Electrical – Device to switch between two light with a single wall switch

electricalrelay

first of all, sorry about to be asking that silly and newby question, I know, it is really lame.

Is there a simple device, that I can build simply, or bought, that can switch between two lights ?

I had a lamp, that has two many lamps, (7, six in a circle, and one central), all parallel, all 220v. Too much light often unused.
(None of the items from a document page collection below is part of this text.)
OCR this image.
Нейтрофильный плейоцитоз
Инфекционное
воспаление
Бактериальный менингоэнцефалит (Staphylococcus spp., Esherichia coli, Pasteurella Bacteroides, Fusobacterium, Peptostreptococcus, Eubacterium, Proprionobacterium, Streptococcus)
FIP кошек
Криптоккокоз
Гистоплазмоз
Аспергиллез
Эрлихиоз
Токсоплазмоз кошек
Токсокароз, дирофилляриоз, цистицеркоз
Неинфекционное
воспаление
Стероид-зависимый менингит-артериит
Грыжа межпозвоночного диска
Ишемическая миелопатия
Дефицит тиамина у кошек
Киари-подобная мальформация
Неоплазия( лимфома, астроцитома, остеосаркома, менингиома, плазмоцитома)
So I thought to split in two circuits, one with the central lamp, another with the six ones.

I know I could put a commutator after the wall switch, but I do not have place, neither wires, neither looks good.
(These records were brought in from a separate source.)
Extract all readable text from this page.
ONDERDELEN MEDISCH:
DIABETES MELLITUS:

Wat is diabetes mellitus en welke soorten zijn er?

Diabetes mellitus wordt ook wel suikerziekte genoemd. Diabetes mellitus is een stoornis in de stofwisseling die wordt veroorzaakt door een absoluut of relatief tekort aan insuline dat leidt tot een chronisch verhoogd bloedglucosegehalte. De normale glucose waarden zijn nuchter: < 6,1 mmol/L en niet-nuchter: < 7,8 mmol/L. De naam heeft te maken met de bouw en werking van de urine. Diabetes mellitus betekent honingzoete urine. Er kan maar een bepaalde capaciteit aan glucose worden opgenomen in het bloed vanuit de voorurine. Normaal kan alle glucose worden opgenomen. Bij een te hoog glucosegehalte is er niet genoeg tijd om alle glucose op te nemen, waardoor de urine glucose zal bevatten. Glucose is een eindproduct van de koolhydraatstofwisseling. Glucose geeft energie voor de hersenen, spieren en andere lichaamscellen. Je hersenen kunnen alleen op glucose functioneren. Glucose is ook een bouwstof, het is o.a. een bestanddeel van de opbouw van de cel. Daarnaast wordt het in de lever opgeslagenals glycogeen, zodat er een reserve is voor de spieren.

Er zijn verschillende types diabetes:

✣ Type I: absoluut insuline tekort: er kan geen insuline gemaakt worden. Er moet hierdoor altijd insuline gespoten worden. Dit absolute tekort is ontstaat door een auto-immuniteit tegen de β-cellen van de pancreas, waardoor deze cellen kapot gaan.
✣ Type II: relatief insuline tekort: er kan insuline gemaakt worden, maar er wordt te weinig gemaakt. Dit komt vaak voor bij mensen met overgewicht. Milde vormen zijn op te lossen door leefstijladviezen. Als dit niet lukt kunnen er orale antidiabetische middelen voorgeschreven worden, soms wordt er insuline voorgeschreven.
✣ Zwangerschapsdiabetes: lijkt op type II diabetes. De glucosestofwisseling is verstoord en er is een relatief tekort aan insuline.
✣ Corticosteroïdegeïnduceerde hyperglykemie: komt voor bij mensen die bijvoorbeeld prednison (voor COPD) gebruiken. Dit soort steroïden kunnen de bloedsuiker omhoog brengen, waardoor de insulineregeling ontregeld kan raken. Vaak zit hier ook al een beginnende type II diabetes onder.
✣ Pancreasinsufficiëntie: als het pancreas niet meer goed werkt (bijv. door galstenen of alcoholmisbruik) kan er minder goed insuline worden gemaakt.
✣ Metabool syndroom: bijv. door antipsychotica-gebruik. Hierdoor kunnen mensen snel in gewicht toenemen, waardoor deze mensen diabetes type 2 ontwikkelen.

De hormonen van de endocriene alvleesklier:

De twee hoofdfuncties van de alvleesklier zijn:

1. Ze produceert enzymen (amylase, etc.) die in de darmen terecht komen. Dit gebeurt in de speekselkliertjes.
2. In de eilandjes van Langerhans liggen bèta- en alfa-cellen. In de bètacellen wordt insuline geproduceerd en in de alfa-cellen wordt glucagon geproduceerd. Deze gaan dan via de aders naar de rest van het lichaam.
So I would like that when I turn on (on the wall), either one or six lamps goes ON, as I turn off, all goes OFF, and as I turn ON again, the opposite lamps go ON.
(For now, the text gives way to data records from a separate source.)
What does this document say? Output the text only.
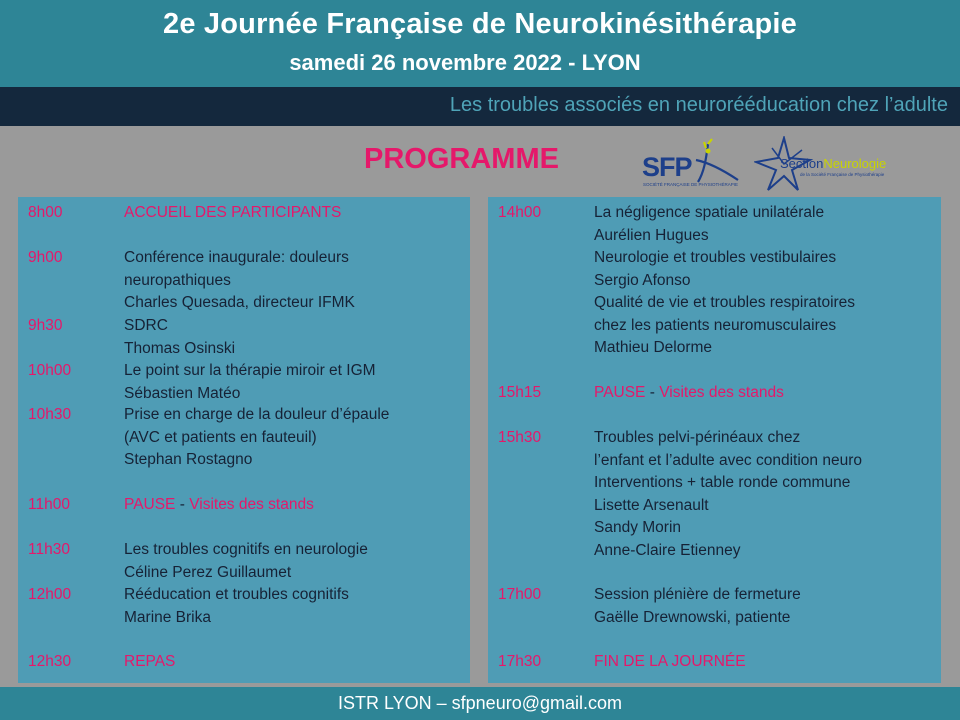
2e Journée Française de Neurokinésithérapie
samedi 26 novembre 2022 - LYON
Les troubles associés en neurorééducation chez l’adulte
PROGRAMME	SFP
SOCIÉTÉ FRANÇAISE DE PHYSIOTHÉRAPIE
SectionNeurologie
de la Société Française de Physiothérapie
8h00	ACCUEIL DES PARTICIPANTS
9h00	Conférence inaugurale: douleurs
neuropathiques
Charles Quesada, directeur IFMK
9h30	SDRC
Thomas Osinski
10h00	Le point sur la thérapie miroir et IGM
Sébastien Matéo
10h30	Prise en charge de la douleur d’épaule
(AVC et patients en fauteuil)
Stephan Rostagno
11h00	PAUSE - Visites des stands
11h30	Les troubles cognitifs en neurologie
Céline Perez Guillaumet
12h00	Rééducation et troubles cognitifs
Marine Brika
12h30	REPAS
14h00	La négligence spatiale unilatérale
Aurélien Hugues
Neurologie et troubles vestibulaires
Sergio Afonso
Qualité de vie et troubles respiratoires
chez les patients neuromusculaires
Mathieu Delorme
15h15	PAUSE - Visites des stands
15h30	Troubles pelvi-périnéaux chez
l’enfant et l’adulte avec condition neuro
Interventions + table ronde commune
Lisette Arsenault
Sandy Morin
Anne-Claire Etienney
17h00	Session plénière de fermeture
Gaëlle Drewnowski, patiente
17h30	FIN DE LA JOURNÉE
ISTR LYON – sfpneuro@gmail.com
I can imagine, with a small circuit to remember the state, a relay, a battery, a power supply 220V to 5V, etc…

But maybe there is some short of magic relay that each time it gets 220V, it switch output ?

Again, sorry if this is a lame question 😉

Best Answer

There probably is a switch out there that can do it - with three states - Off, A, B. Wire A to one light, B to the other lights. But I think a far simpler solution - or at least far more common in terms of inexpensive parts is to use two switches. The first switch would function as On/Off. The second switch would function as A/B. The second switch would be (in US terminology) a 3-way switch, but instead of using it as a 3-way switch, which typically lets you use 2 separate switches to turn a single light On/Off from either location, you would use it to switch two different lights (or groups of lights). In addition, you can get two switches in one box, like this: enter image description here You wire the first 3-way as a single switch with one output ("traveler") going to the second switch and the second output not connected at all. You wire the second 3-way switch so that one output goes to one light ("A") and the other output goes to the other light ("B"). Whenever you turn the first switch on, the light status (A or B) will be the same as it was the last time you used it.

No batteries. No relays. No "smart" switches. Just a pair of ordinary switches.